In the ideal PyTorch workflow from training to production deployment, where should one freeze the model? In particular, assume you are training a model that you compile to TorchScript and want to keep somewhere to use for a while into the future.
Should I torch.jit.freeze before saving the trained model, and always use the frozen saved model? Or should I save a normal TorchScript model, and torch::jit::freeze it when I load it in C++ for inference, re-freezing and optimizing it every I start an inference process? (Start up time is of no concern for my application, but backward compatibility is.)
Freezing optimizations should be system-independent. We introduced optimize_for_inference for system-dependent optimizations (does CUDNN exist and does it’s version work correctly with Conv-Add-Relu fusion, is MKLDNN installed). That one is still a little nascent - for now I’d just recommend using it with vision models.

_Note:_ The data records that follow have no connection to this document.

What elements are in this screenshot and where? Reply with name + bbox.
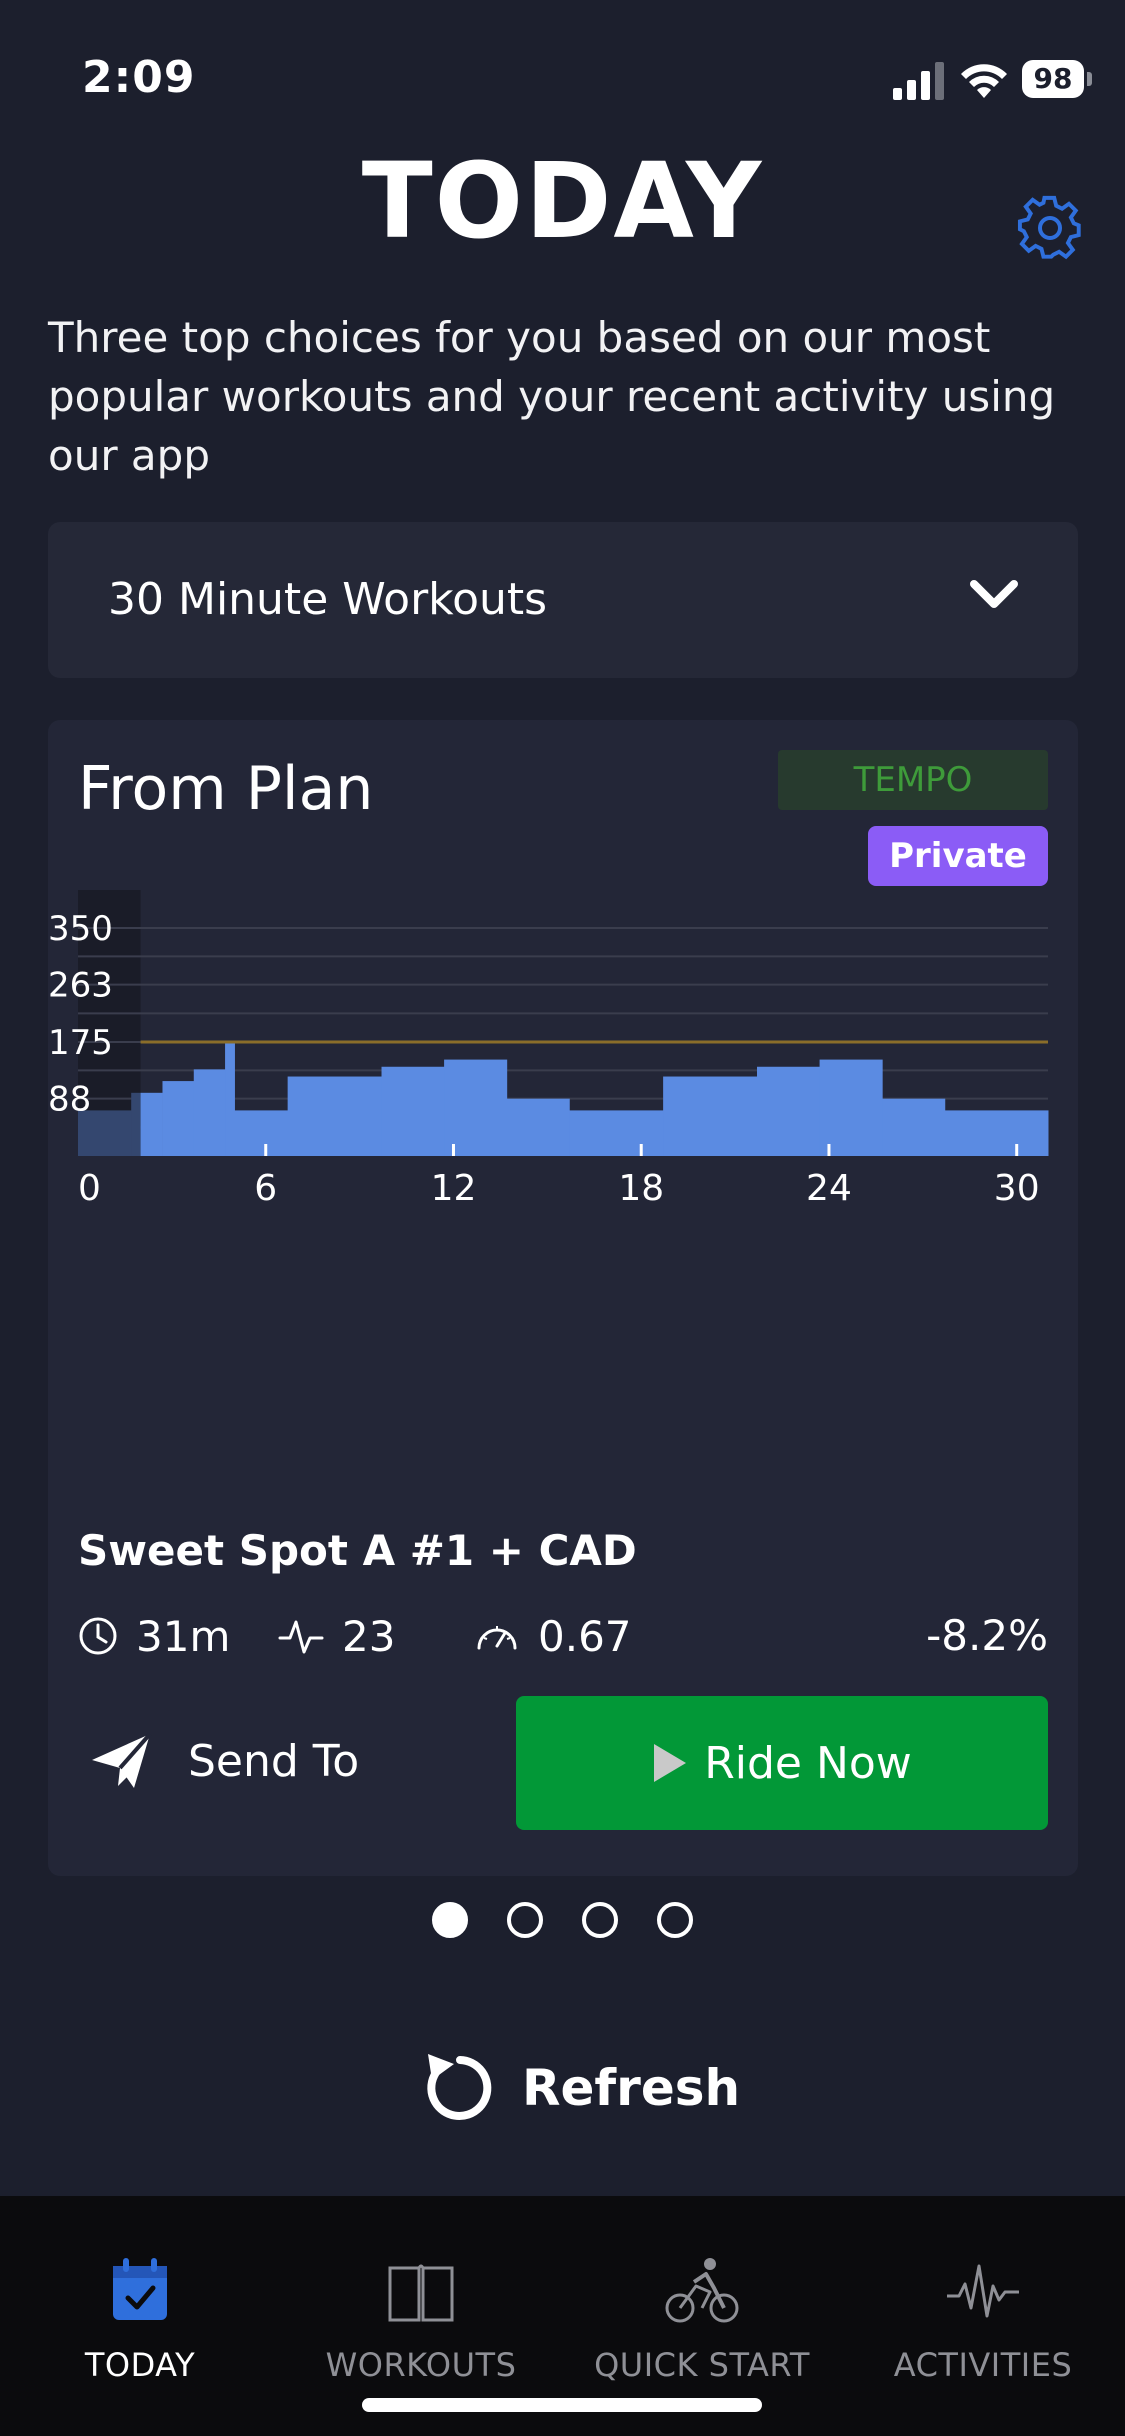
speedometer-icon [477, 1626, 517, 1650]
chart-y-tick-label: 350 [48, 909, 113, 949]
tab-label: WORKOUTS [325, 2346, 517, 2384]
status-time: 2:09 [82, 52, 196, 103]
chevron-down-icon [970, 580, 1018, 608]
page-title: TODAY [361, 140, 764, 262]
battery-level: 98 [1022, 60, 1084, 98]
play-icon [654, 1744, 687, 1782]
wifi-icon [961, 64, 1007, 98]
bottom-tab-bar: TODAY WORKOUTS QUICK START ACTIVITIES [0, 2196, 1125, 2436]
intensity-stat: 0.67 [474, 1606, 632, 1666]
chart-x-tick-label: 24 [806, 1168, 852, 1209]
calendar-check-icon [113, 2258, 167, 2320]
chart-step-bar [506, 1098, 570, 1156]
chart-x-tick-label: 0 [78, 1168, 101, 1209]
intro-text: Three top choices for you based on our m… [48, 313, 1056, 480]
duration-value: 31m [136, 1611, 231, 1661]
chart-step-bar [193, 1069, 226, 1156]
cyclist-icon [665, 2258, 739, 2323]
battery-tip [1087, 72, 1092, 86]
pager-dot[interactable] [582, 1902, 618, 1938]
pager-dot[interactable] [657, 1902, 693, 1938]
chart-step-bar [225, 1042, 235, 1156]
pager-dot[interactable] [432, 1902, 468, 1938]
chart-step-bar [663, 1076, 758, 1156]
chart-step-bar [882, 1098, 946, 1156]
tss-value: 23 [342, 1611, 396, 1661]
dropdown-selected-value: 30 Minute Workouts [108, 574, 548, 625]
chart-step-bar [162, 1081, 195, 1156]
paper-plane-icon [92, 1732, 152, 1788]
chart-step-bar [287, 1076, 383, 1156]
chart-step-bar [131, 1092, 141, 1156]
duration-stat: 31m [78, 1606, 230, 1666]
book-icon [388, 2264, 454, 2322]
chart-step-bar [234, 1110, 289, 1156]
carousel-pager [0, 1902, 1125, 1946]
chart-y-tick-label: 263 [48, 966, 113, 1006]
chart-x-tick-label: 12 [431, 1168, 477, 1209]
tab-label: TODAY [84, 2346, 196, 2384]
chart-step-bar [944, 1110, 1049, 1156]
send-to-button[interactable]: Send To [90, 1694, 510, 1828]
ride-now-label: Ride Now [704, 1737, 912, 1789]
chart-x-tick-label: 30 [994, 1168, 1040, 1209]
chart-step-bar [78, 1110, 132, 1156]
workout-power-chart: 350 263 175 88 0 6 12 18 24 30 [48, 890, 1049, 1209]
cellular-signal-icon [893, 60, 945, 100]
home-indicator [362, 2398, 762, 2412]
zone-badge: TEMPO [778, 750, 1048, 810]
workout-card[interactable]: From Plan TEMPO Private 350 263 175 88 0 6 12 1… [48, 720, 1078, 1876]
tab-quick-start[interactable]: QUICK START [572, 2256, 832, 2384]
pager-dot[interactable] [507, 1902, 543, 1938]
chart-step-bar [757, 1066, 821, 1156]
workout-name: Sweet Spot A #1 + CAD [78, 1526, 637, 1575]
status-bar: 2:09 98 [0, 0, 1125, 150]
chart-step-bar [444, 1059, 508, 1156]
chart-step-bar [819, 1059, 883, 1156]
chart-step-bar [140, 1092, 163, 1156]
refresh-button[interactable]: Refresh [420, 2048, 740, 2128]
tab-label: ACTIVITIES [893, 2346, 1073, 2384]
change-value: -8.2% [926, 1611, 1048, 1660]
clock-icon [79, 1617, 117, 1655]
send-to-label: Send To [188, 1735, 360, 1787]
chart-x-tick-label: 6 [254, 1168, 277, 1209]
tab-label: QUICK START [594, 2346, 810, 2384]
tab-activities[interactable]: ACTIVITIES [853, 2256, 1113, 2384]
refresh-icon [427, 2054, 492, 2120]
chart-y-tick-label: 88 [48, 1080, 91, 1120]
card-title: From Plan [78, 754, 374, 824]
refresh-label: Refresh [522, 2059, 741, 2117]
gear-icon[interactable] [1016, 194, 1084, 262]
tss-stat: 23 [278, 1606, 395, 1666]
workout-stats: 31m 23 0.67 -8.2% [78, 1606, 1048, 1666]
private-badge: Private [868, 826, 1048, 886]
chart-step-bar [381, 1066, 445, 1156]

Yes, frozen models are expected to be future-proof. Optimize for inference is not because it bakes in things wrt/the system so saving and loading it isn’t recommended / an intended use case.
Thanks for the quick answer— this is great, was not aware before of optimize_for_inference. Will keep an eye on it as it becomes relevant to a broader class of models.
To flip the question around, are TorchScript models that are not frozen just as well qualified for being archived for later use? (If I want to save them unfrozen and then freeze them “on-demand” before I use them.)